Queries are sent to the Vespa Search API and written in YQL. The following diagram illustrates the components and data flow for typical Vespa queries.

Query Flow

  1. A query is sent from a front-end application to a Search Container node, implemented using the Vespa container. You can find specific search endpoints with vespa-model-inspect service container
  2. Query processing, like stemming and geo-tagging, is done in search chains
  3. The query is sent from the container to all content clusters in the system - see federation for more details. Content clusters have top-level dispatchers (TLDs), which dispatch queries to proton search nodes. For better caching, queries have affinity to TLDs.

At this point the query enters one or more content clusters:

  1. The query arrives at each content node's mid-level dispatcher (MLD), which is the same software as the TLD. Grouped clusters are an exception to this, where only a subset of content nodes are queried. The MLD forwards the query to vespa-proton.
  2. vespa-proton searches its index and returns its results to the MLD.
  3. When all MLDs have responded to the TLD, it merges the partial results and responds to the search container.
  4. The search container performs processing of the results in search chains making further queries if needed before it returns the results to the querying entity.
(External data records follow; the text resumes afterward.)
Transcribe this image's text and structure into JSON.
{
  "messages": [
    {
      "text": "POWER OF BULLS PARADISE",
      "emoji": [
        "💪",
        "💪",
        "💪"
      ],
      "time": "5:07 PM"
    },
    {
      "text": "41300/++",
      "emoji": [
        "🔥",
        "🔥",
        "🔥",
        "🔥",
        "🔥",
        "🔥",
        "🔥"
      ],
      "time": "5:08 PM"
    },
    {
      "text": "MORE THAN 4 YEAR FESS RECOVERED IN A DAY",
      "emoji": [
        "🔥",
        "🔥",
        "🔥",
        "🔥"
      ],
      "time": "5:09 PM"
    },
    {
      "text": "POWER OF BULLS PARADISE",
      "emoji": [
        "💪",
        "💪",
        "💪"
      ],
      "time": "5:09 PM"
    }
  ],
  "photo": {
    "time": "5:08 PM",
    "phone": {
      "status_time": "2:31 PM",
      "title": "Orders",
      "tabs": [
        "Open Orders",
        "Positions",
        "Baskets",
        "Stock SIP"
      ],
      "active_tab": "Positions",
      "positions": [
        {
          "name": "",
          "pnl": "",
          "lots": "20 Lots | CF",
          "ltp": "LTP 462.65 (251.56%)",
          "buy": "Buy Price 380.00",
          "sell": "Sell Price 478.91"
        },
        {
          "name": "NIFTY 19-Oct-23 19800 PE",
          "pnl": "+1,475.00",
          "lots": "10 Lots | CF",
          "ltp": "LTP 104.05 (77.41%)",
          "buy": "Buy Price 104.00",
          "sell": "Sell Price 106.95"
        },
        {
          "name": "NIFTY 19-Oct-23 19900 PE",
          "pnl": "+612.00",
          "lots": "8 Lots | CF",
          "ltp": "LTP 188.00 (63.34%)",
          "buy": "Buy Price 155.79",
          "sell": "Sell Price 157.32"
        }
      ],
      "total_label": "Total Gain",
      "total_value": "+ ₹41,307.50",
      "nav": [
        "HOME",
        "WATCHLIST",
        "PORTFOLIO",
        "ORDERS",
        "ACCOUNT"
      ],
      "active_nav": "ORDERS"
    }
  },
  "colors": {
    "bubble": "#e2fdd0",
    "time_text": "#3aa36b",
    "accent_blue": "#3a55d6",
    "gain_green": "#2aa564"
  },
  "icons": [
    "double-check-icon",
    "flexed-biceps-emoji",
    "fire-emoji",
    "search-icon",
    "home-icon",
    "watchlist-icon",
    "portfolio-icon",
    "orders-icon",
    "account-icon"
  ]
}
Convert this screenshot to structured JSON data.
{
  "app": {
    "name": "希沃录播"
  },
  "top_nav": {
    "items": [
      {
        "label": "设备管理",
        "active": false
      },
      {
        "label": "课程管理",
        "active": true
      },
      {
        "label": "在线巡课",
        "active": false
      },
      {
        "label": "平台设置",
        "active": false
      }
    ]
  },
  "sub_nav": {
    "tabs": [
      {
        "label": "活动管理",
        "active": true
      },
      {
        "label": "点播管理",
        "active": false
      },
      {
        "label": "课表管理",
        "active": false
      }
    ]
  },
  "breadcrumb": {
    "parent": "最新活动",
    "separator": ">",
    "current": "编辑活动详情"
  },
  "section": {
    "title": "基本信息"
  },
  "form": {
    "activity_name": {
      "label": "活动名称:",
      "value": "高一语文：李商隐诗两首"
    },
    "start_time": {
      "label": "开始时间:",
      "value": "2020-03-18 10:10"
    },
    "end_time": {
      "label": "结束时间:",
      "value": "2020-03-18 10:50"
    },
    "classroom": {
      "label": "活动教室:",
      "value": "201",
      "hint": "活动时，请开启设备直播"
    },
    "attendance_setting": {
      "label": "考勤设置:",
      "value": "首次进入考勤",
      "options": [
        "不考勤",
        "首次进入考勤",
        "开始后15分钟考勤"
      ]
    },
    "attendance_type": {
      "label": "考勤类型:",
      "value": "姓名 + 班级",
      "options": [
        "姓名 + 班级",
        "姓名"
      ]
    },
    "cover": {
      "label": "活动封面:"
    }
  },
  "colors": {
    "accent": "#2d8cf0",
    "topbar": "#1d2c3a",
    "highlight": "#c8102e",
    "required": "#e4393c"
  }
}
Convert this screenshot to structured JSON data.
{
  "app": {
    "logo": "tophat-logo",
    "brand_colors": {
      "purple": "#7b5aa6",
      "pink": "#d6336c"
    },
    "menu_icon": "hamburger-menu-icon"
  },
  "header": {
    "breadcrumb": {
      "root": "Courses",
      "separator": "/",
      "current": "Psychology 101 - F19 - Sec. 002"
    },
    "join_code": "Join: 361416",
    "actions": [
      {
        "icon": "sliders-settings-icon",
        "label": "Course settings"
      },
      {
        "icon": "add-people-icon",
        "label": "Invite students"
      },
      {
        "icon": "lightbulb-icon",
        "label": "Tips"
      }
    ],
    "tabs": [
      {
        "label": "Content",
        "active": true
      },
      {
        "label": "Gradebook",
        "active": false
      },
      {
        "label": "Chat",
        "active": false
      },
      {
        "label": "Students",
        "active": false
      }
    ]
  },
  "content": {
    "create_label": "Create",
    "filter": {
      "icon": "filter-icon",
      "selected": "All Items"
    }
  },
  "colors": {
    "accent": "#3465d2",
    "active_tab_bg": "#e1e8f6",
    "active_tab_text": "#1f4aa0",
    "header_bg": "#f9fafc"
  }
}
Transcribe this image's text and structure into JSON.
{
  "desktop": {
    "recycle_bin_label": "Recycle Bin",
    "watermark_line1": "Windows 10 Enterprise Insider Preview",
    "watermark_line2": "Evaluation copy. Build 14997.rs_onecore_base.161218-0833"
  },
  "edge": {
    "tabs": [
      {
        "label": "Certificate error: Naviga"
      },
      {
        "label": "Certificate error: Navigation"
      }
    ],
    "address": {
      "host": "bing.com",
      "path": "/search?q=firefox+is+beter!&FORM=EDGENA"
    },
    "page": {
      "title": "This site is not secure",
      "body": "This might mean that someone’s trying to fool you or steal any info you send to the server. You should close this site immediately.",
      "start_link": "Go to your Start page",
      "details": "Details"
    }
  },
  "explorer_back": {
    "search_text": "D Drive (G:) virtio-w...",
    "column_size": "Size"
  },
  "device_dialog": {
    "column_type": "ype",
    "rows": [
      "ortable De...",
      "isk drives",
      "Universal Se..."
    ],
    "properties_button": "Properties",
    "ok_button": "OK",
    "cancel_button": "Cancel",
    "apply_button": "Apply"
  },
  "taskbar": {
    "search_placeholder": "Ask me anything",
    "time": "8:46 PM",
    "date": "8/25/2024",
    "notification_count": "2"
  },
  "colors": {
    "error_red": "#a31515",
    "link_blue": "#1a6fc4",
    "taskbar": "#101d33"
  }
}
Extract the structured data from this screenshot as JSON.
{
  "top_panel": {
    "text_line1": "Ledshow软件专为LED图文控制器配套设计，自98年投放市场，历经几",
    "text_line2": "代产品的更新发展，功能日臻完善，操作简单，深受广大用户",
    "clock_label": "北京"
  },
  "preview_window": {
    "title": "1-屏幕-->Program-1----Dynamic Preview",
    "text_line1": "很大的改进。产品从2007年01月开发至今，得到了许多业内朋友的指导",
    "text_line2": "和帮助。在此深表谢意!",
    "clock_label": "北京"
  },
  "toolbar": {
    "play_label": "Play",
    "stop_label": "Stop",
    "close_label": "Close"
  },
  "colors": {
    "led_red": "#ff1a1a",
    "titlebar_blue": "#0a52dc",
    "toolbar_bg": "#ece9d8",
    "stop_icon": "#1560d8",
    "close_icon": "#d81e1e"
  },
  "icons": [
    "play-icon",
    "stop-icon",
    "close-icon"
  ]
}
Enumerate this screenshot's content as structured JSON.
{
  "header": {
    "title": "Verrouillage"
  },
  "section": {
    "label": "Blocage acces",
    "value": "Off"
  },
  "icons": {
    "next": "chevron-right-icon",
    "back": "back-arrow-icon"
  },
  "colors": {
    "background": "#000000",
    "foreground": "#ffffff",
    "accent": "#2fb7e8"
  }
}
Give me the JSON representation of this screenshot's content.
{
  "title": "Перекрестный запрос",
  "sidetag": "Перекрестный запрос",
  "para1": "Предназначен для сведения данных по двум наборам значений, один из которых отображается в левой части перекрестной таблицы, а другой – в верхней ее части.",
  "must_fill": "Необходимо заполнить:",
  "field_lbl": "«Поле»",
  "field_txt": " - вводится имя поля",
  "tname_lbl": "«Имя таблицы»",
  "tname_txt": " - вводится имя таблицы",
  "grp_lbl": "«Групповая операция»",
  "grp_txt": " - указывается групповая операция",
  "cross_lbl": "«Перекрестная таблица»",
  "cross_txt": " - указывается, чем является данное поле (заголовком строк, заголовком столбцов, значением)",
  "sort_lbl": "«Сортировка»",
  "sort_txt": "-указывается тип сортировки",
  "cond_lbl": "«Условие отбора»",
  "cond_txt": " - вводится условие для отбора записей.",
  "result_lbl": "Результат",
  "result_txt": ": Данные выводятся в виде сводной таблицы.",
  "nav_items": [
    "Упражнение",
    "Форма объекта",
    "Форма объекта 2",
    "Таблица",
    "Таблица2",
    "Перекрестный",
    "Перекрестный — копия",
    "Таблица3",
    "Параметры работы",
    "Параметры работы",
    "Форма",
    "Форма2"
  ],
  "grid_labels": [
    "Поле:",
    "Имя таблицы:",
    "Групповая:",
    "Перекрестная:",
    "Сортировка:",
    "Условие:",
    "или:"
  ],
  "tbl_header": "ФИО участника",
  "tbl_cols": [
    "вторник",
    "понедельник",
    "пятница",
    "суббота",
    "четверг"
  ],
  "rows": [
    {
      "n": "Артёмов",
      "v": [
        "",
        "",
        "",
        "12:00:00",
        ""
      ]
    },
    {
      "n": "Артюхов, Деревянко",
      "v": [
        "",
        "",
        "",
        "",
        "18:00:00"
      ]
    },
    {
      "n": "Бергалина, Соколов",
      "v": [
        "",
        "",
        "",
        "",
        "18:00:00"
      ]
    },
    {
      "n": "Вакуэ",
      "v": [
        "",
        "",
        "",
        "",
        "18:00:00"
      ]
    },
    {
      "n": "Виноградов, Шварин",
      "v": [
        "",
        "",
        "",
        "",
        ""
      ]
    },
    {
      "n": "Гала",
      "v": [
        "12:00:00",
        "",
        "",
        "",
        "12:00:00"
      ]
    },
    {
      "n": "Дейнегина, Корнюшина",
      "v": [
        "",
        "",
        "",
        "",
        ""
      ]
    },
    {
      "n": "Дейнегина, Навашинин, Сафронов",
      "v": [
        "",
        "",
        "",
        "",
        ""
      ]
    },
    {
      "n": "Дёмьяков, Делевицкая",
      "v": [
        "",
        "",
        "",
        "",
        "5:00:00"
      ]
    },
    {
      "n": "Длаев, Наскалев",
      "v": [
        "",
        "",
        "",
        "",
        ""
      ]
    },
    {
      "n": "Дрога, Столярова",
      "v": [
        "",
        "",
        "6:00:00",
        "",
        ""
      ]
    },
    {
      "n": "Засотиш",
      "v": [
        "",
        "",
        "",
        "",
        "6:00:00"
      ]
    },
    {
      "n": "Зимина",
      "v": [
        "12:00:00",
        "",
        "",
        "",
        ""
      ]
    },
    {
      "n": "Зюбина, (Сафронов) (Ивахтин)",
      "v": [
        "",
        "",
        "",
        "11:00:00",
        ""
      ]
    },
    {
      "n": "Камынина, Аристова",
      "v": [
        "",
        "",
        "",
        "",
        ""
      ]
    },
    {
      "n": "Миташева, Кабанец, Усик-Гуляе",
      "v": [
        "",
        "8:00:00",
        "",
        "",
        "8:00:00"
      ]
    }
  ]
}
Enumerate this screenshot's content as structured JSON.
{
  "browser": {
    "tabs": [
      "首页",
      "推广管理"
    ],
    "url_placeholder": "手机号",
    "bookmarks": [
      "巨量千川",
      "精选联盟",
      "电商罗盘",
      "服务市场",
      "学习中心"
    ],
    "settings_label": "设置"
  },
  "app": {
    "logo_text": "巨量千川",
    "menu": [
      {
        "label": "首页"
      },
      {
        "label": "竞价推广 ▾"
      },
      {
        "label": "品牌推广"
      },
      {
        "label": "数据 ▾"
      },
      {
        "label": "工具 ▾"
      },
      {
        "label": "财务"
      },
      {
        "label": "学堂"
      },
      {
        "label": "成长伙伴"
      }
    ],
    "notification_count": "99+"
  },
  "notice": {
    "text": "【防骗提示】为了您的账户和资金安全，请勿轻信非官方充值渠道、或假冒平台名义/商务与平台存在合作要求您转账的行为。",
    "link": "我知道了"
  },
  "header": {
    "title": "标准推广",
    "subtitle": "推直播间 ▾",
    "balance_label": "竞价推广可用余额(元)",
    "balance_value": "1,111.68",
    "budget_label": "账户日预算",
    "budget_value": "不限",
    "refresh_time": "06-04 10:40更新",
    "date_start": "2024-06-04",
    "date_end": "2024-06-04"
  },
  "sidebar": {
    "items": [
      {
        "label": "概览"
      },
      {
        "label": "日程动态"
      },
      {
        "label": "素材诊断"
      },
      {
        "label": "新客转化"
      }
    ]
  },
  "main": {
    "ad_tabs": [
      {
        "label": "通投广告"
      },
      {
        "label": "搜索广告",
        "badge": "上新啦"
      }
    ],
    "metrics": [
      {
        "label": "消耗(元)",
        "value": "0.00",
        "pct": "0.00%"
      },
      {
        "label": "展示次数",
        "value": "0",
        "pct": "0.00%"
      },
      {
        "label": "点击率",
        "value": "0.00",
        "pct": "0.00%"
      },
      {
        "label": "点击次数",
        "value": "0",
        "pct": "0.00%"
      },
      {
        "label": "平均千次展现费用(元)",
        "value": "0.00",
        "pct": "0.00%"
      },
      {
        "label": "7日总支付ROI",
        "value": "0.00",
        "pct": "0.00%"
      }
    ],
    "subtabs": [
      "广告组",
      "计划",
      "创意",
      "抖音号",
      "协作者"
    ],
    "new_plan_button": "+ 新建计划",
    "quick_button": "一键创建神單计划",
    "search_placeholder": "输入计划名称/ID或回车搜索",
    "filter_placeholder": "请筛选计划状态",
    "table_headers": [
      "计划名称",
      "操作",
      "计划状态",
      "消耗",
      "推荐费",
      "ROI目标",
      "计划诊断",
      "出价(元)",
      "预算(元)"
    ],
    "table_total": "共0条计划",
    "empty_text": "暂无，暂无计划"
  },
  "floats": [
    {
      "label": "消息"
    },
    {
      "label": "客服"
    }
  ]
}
The primary task of the vespa-dispatch service is to dispatch queries so that they cover the entire document base with the lowest possible maximum load on the relevant search nodes. The TLD knows what queries are being processed at each node and the load is balanced by dispatching queries to the MLD with the lowest number of running queries.


The two dispatch modes are separable in the log files by their entry. The MLD writes:

(...) searchnode.dispatch0.dispatch
vespa-dispatch (...)
whereas the TLD writes:
topleveldispatch vespa-dispatch (...)